Monday, Aug. 04, 1975

Indira's Iron Veil

It was a stunning scene. Every time an opposition member stood up in the Indian Parliament to argue against Prime Minister Indira Gandhi's June 26 state of emergency, almost the entire press corps, including nearly 300 Indian journalists and some of the 75 foreign correspondents, simply stopped writing and put away their notebooks. The reporters were obeying a savage gag rule imposed on them last week by the government in a drastic effort to tighten India's month-old press control in time for the special parliamentary session. In effect, the rule forced newsmen to censor themselves.

By pledging to submit to the rule, the newsmen were signing away their freedom, since the new restrictions made it illegal for reporters to quote opposition speakers, refer by name to any political prisoners, including some 30 jailed opposition members of Parliament, publish anything "likely to denigrate the institutions of the Prime Minister or the President," or even mention that published material had been censored. In sum, the press was left free to publish government handouts.

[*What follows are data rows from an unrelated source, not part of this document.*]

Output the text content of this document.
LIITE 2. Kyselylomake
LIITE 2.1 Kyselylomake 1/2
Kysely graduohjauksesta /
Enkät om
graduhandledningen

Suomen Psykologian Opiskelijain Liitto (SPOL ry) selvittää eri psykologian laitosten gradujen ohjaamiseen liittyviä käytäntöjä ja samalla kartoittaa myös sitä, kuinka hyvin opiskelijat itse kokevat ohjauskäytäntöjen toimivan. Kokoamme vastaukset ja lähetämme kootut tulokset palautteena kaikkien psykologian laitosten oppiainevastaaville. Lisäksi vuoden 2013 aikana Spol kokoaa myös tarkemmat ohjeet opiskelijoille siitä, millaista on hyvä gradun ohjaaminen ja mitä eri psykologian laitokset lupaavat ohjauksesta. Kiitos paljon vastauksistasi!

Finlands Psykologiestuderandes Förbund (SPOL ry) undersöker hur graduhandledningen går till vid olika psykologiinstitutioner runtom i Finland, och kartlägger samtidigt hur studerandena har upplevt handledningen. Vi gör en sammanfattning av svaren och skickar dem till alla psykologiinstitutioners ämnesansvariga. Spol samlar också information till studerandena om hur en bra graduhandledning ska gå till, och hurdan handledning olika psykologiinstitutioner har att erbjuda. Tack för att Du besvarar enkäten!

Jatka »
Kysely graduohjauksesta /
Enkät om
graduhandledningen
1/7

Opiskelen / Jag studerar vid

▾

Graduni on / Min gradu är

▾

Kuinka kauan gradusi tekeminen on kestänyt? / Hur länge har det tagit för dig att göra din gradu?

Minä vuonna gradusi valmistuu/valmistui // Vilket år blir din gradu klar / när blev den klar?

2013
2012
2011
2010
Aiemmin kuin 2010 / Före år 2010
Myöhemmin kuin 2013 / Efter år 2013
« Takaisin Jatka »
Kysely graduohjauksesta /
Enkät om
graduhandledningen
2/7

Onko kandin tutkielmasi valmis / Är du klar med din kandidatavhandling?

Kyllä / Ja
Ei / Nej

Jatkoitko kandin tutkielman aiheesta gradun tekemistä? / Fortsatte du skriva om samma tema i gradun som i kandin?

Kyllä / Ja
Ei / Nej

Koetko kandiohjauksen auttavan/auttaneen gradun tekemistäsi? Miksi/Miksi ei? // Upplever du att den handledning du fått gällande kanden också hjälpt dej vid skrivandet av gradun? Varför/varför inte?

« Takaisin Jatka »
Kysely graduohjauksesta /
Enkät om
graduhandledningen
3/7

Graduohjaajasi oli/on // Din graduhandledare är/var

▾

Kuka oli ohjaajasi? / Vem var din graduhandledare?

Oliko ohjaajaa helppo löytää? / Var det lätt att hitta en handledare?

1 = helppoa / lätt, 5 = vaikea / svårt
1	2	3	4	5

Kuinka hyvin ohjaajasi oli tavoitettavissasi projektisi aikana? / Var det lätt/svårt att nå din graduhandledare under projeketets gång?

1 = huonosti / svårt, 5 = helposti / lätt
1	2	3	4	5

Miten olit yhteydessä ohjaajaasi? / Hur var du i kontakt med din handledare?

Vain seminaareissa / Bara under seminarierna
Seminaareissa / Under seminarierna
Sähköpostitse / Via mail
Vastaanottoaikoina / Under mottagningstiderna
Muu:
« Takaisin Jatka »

Hustled Out. Indian journalists faced jail if they did not conform to the guidelines, but foreign correspondents, facing only expulsion, resisted. Three Western reporters, Peter Hazelhurst, 39, Tokyo-based Asian correspondent for the London Times; Peter Gill, 31, the London Daily Telegraph's man in Tehran; and Loren Jenkins, 36, Newsweek's Hong Kong bureau chief, refused to pledge submission and were hustled out of New Delhi at dawn Tuesday on a Beirut-bound Pan Am flight. The New York Times, TIME, the British Broadcasting Corp. and CBS-TV also turned down the pledge. Said Richard Salant, president of CBS News: "If we sign, we are either lying or submitting to their rules for bad journalism." A few reporters from United Press International, Associated Press, Reuters, the Los Angeles Times, ABC and NBC indicated that they were under orders from home to sign, if necessary, in order to stay on. However, most protested to Chief Censor Harry D'Penha. Replied D'Penha with Alice in Wonderland logic: "It's not witch hunting. We are trying to establish a basis of confidence."

Charade's End. The pledge ostensibly ended the subtle charade that foreign reporters had concocted to evade the government's jerry-built censorship. For a month some overseas journalists in New Delhi had escaped the censor's leaden fist by telephoning or telexing their copy direct to their home offices, or by flying out of the country to file from Beirut or Bangkok and then flying back a few days later. The Indian government, while it barred distribution of some foreign publications like TIME and Newsweek, tolerated the practice.

Mrs. Gandhi's crackdown may now reduce foreign reporters to the servile status docilely accepted by the journalists who work for the nation's 830 dailies (combined circulation 9,436,000). Indeed, no major paper has shown defiance, including those owned by powerful businessmen who have in the past opposed Indira Gandhi. Only two newsmen, K.R. Malkani, editor of the right-wing Motherland, and Kuldip Nayar, editor of the Indian Express, have been imprisoned. But little change in news coverage has actually occurred because Indian journalists have traditionally depended on government press releases for most of their information. In the past, dissent has only appeared in editorials or in reports of speeches by opposition leaders.

At week's end the Indian government, apparently disturbed by foreign reaction, issued a confusing modification of the pledge that provoked another flurry of telexed exchanges between the harried foreign correspondents and their home-office editors. The new version required journalists to acknowledge "receipt" of the censorship guidelines and to undertake "full responsibility for reports in regard to these guidelines," but extracted no explicit promise to submit to them. That left the press wondering whether the government had in effect backed down. Journalists from several Western news organizations, including CBS, the New York Times and the Christian Science Monitor, felt that the pledge was now "innocuous" and agreed to sign --though with some misgivings. Interpreting it differently, journalists from Newsweek and the London Times were among those who rejected the document. TIME Correspondent David Aikman refused to sign the pledge and planned to leave India voluntarily. His conclusion: the government considers even the watered-down document to be morally binding on correspondents.